Stuòzzi ì storia :Nòmura, Nòmira e Agnòmira

Luigi Bisignani

Ricevo da Minucciu e con piacere pubblico

CULTURA

 

 

Nòmura, Nòmira e Agnòmira

cultura-sandonatese.jpg Fino a circa la metà del secolo scorso, nel nostro paese il termine “nòmi” aveva una differente pronuncia legata al quartiere dove il sandonatese era nato e cresciuto. L’arcaico “nòmura” era tipico ed in uso nei sandonatesi nativi della “zona antica” (Mòtta, Tèrra Càpucasàli); nòmira, moderno e più vicino alla pronuncia “àra tàliàna”, veniva utilizzato nei rioni di formazione successiva, nei quali, a partire dall’XI secolo e seguenti, si erano stanziati “mitùoichi e ggènti fòrastèra” (Casàli ì vàsciu, Chjàzzavècchia, Chjàzzanòva, Siddhàta e Pètra à Cànnia),

La toponimia del territorio sandonatese, gia trattata con Ninaia, è stata oggetto di ulteriori analisi circa etimologia e storia e di approfondimenti sui criteri che hanno guidato i nostri avi nella scelta dei nomi.  

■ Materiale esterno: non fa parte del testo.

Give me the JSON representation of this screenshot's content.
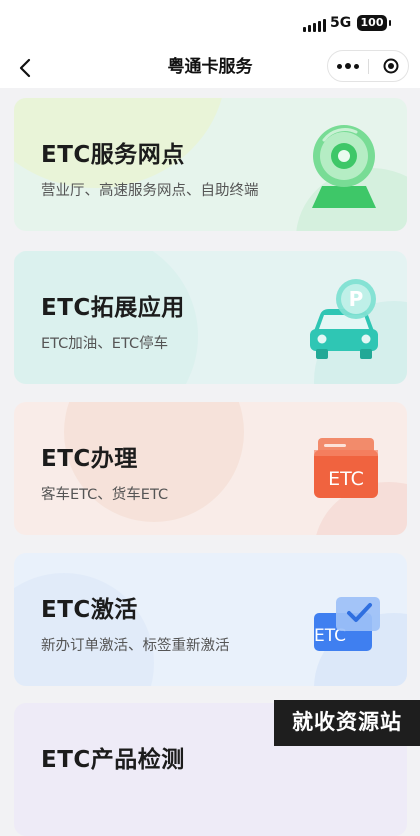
{
  "status_bar": {
    "network": "5G",
    "battery": "100"
  },
  "nav": {
    "title": "粤通卡服务"
  },
  "cards": [
    {
      "title": "ETC服务网点",
      "subtitle": "营业厅、高速服务网点、自助终端"
    },
    {
      "title": "ETC拓展应用",
      "subtitle": "ETC加油、ETC停车"
    },
    {
      "title": "ETC办理",
      "subtitle": "客车ETC、货车ETC",
      "icon_text": "ETC"
    },
    {
      "title": "ETC激活",
      "subtitle": "新办订单激活、标签重新激活",
      "icon_text": "ETC"
    },
    {
      "title": "ETC产品检测"
    }
  ],
  "watermark": "就收资源站",
  "colors": {
    "card_green": "#e6f4ec",
    "card_teal": "#e4f3f2",
    "card_orange": "#f9ece8",
    "card_blue": "#e9f1fb",
    "card_purple": "#eeebf7",
    "icon_green": "#3ec768",
    "icon_teal": "#2fc6b4",
    "icon_orange": "#f0633f",
    "icon_blue": "#3f7ff0"
  },
  "icons": {
    "back": "chevron-left-icon",
    "more": "more-dots-icon",
    "close": "target-circle-icon",
    "card1": "location-pin-icon",
    "card2": "car-parking-icon",
    "card3": "etc-card-icon",
    "card4": "etc-activate-icon"
  }
}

Ho tratto utili notizie da “Note di toponomastica”, studio pubblicato on line da tale Bruno (l’autore non fornisce di se altri dati identificativi), dal quale ho tratto elementi che possano rendere più chiara l’origine ed etimologia sui nomi attribuiti a varie località calabresi, alcune delle nostre terre.

Cito testualmente dallo scritto: “gli Enotri nella zona di Cosenza, con capoluogo Ninaea oggi San Donato di Ninea (CS) che spartivano il territorio coi Brutii localizzati a San Marco Argentano (CS) antica Argentanum” e qui formulare critica nei confronti dell’autore che, nella circostanza, poteva essere più completo e far cosa gradita indicando le fonti da cui ha tratto la notizia sul nostro paese.

Ho riesaminato tempi e modalità con le quali l’antica Ninea è divenuta San Donato e riporto l’opinione di coloro che hanno ipotizzato la derivazione dell’attuale toponimo dal termine “terra donata” di epoca precristiana. Dando però più credito all’ipotesi che l’antica Ninea sia stata fondata nelle terre della piana sandonatese (anticamente paludosa), possiamo accettare che l’attuale nome sia un fitonimo e derivi da “donakès” (in greco antico “canne”) di cui la zona paludosa doveva essere ricca. I toponimi “terra donata” o “donakes” (probabilmente vigenti ed in uso attorno al V-VI secolo) avrebbero successivamente facilitato l’adozione dell’agionimo “San Donato”.

Ulteriori notizie riguardano:

Arcumànu: termine di etimologia relativamente incerta. Potrebbe essere il risultato di una distorsione dialettale operata nei confronti dei termini latini “arx” (altura, cima, rifugio, cittadella) e “maneo” (rimanere, dimorare sovrastare), o “manes” (spiriti dei defunti, anime dei morti, ceneri, avanzi mortali).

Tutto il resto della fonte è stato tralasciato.